Cuando termino de leer “El país de las ranas” pienso que no es posible escribir un relato así, autobiográfico, sin un conocimiento profundo del lugar en el que pasaste tu infancia, de tu familia, de tus vecinos, de las costumbres, de los ritos… y, sobre todo, no es posible escribir un libro como este si no conoces a tus padres.

“-Voy a darle una medicina que le devolverá la sed y el apetito.
-Eso sí, devuélvame la sed, que tengo ganas de pimplarme una botella de vino, emborracharme y dormir y dormir…
Todos nos echamos a reír.
El médico, dándole la mano, le prometió que volvería al día siguiente.
Papa negó con la cabeza y se río para sus adentros.”

Mi padre, agricultor resistente, murió a los 78 años (a la misma edad que el señor Rota. María murió a los 62 y mi madre vive y tiene 94 años), cuando yo tenía 47 años y todavía, en el campo, seguía discutiendo con él por cosas como esta: teníamos, y sigo teniendo, tres parcelas con olivos una en cascajo rabioso y las otras en tierra recia arcillosa. Cuando llegaba la recogida de la oliva ¿por cuál empezamos? Si el tiempo iba de seco mi padre empezaba por las de tierra recia y claro yo le llevaba la contraria. Cuando tuve que decidir yo, “me resarcí” y empezaba siempre por la del cascajo. Así hasta que un año justo terminamos de coger esta parcela y empezó a llover y no paró en una semana y claro vete tú a tender las mantas y a pisar en el barrizal de la recia arcilla. ¡Con lo bien que se pisa en el cascajo, llueva lo que llueva!

Aquel año además de coger tarde las olivas, empecé a darme cuenta de que no tenía ni idea de quién era mi padre. ¡Qué pena!

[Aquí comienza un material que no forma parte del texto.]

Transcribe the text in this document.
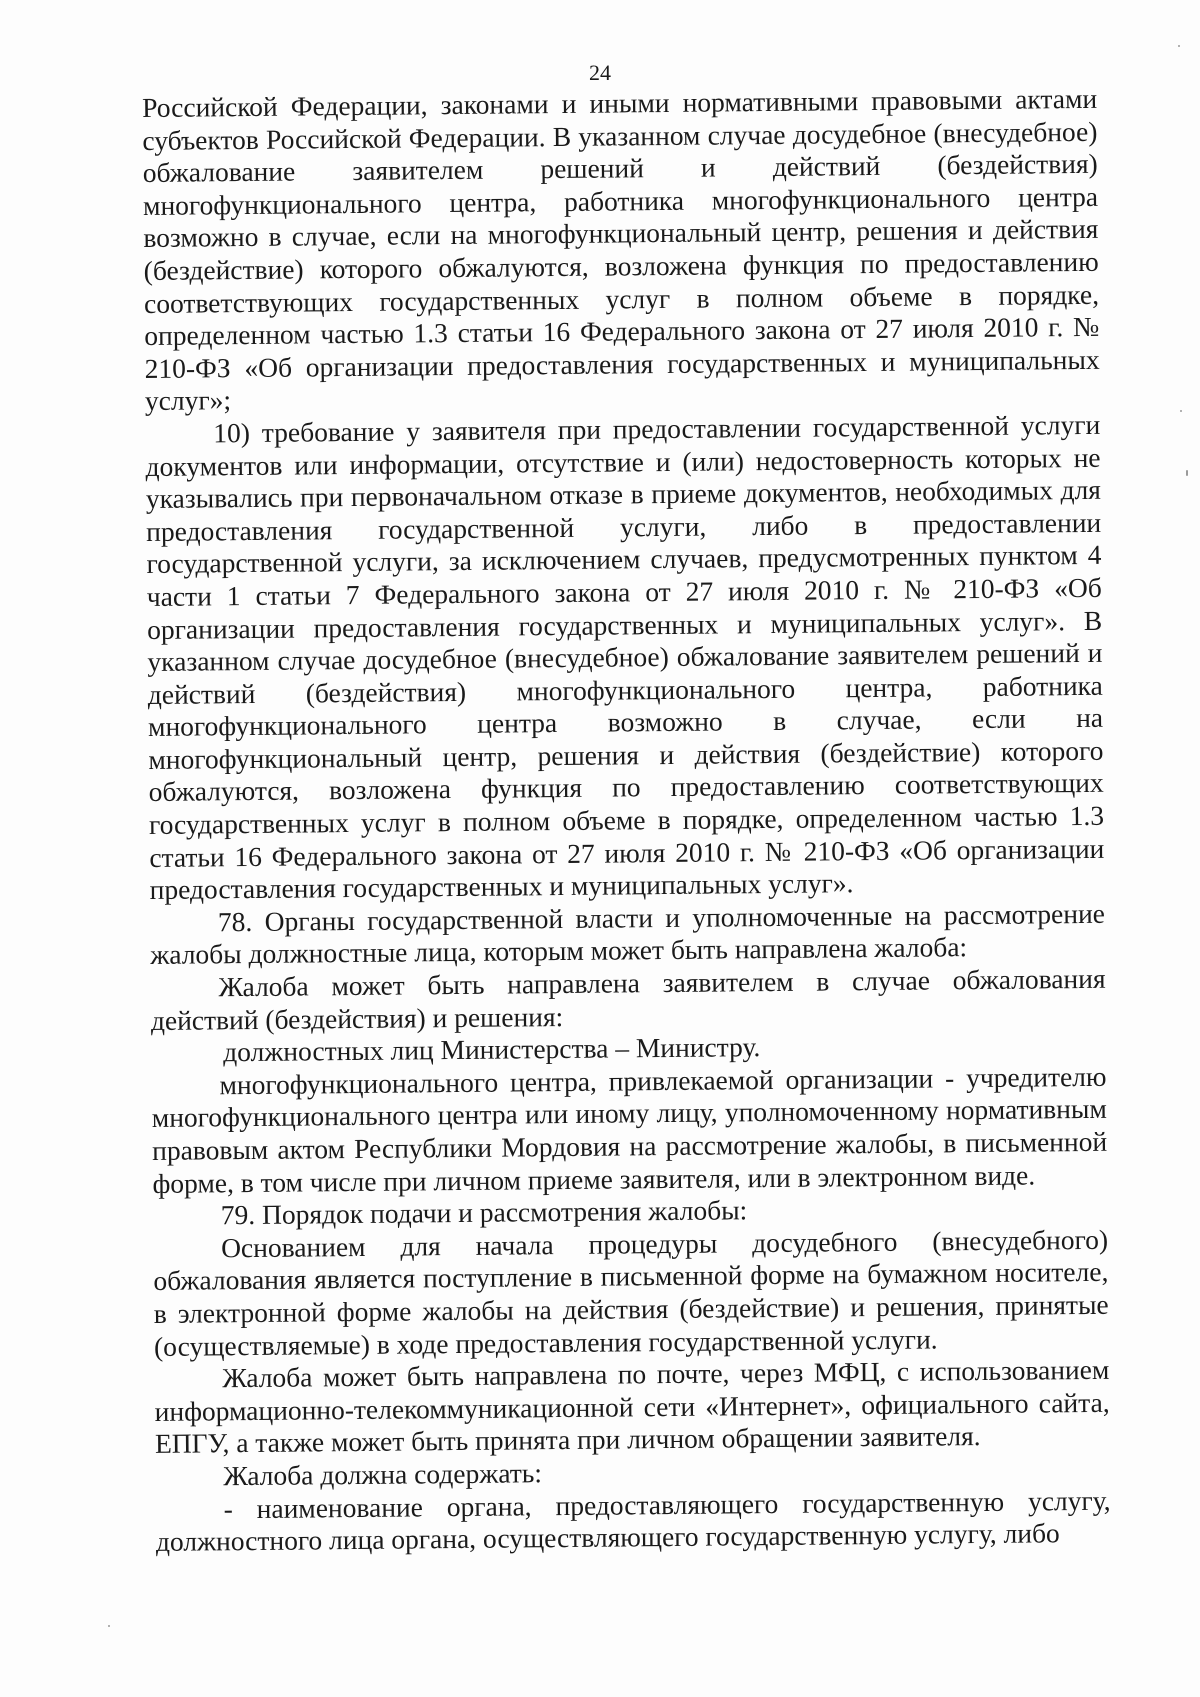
24

Российской Федерации, законами и иными нормативными правовыми актами субъектов Российской Федерации. В указанном случае досудебное (внесудебное) обжалование заявителем решений и действий (бездействия) многофункционального центра, работника многофункционального центра возможно в случае, если на многофункциональный центр, решения и действия (бездействие) которого обжалуются, возложена функция по предоставлению соответствующих государственных услуг в полном объеме в порядке, определенном частью 1.3 статьи 16 Федерального закона от 27 июля 2010 г. № 210-ФЗ «Об организации предоставления государственных и муниципальных услуг»;

10) требование у заявителя при предоставлении государственной услуги документов или информации, отсутствие и (или) недостоверность которых не указывались при первоначальном отказе в приеме документов, необходимых для предоставления государственной услуги, либо в предоставлении государственной услуги, за исключением случаев, предусмотренных пунктом 4 части 1 статьи 7 Федерального закона от 27 июля 2010 г. № 210-ФЗ «Об организации предоставления государственных и муниципальных услуг». В указанном случае досудебное (внесудебное) обжалование заявителем решений и действий (бездействия) многофункционального центра, работника многофункционального центра возможно в случае, если на многофункциональный центр, решения и действия (бездействие) которого обжалуются, возложена функция по предоставлению соответствующих государственных услуг в полном объеме в порядке, определенном частью 1.3 статьи 16 Федерального закона от 27 июля 2010 г. № 210-ФЗ «Об организации предоставления государственных и муниципальных услуг».

78. Органы государственной власти и уполномоченные на рассмотрение жалобы должностные лица, которым может быть направлена жалоба:

Жалоба может быть направлена заявителем в случае обжалования действий (бездействия) и решения:

должностных лиц Министерства – Министру.

многофункционального центра, привлекаемой организации - учредителю многофункционального центра или иному лицу, уполномоченному нормативным правовым актом Республики Мордовия на рассмотрение жалобы, в письменной форме, в том числе при личном приеме заявителя, или в электронном виде.

79. Порядок подачи и рассмотрения жалобы:

Основанием для начала процедуры досудебного (внесудебного) обжалования является поступление в письменной форме на бумажном носителе, в электронной форме жалобы на действия (бездействие) и решения, принятые (осуществляемые) в ходе предоставления государственной услуги.

Жалоба может быть направлена по почте, через МФЦ, с использованием информационно-телекоммуникационной сети «Интернет», официального сайта, ЕПГУ, а также может быть принята при личном обращении заявителя.

Жалоба должна содержать:

- наименование органа, предоставляющего государственную услугу, должностного лица органа, осуществляющего государственную услугу, либо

Y me tuve que dar prisa, mucha prisa, para empezar a conocerlo. Me pregunto ¿A qué edad “conoció” Pina al señor Rota, su padre, y a María, su madre, en aquella vieja sociedad campesina de ayer, para mostrárnoslos de esa manera tan clara como lo hace? ¿A qué edad llegan a conocernos nuestros hijos (a los que los tenemos, pregunto) en nuestra moderna sociedad de la comunicación virtual de hoy? ¿Nos conocerán algún día algo más que la idea que les da nuestra imagen en el perfil del wasap?

Emilio Barco
En Alcanadre, a 22 de julio de 2019, esperando a que maduren los tomates y preguntándome ¿Cuándo llegará el tempero? ¡Hoy me ha dado por hacerme preguntas trascendentes! Transcendente, segunda acepción en el diccionario de la RAE: que está más allá de los límites de cualquier conocimiento posible. Pues eso.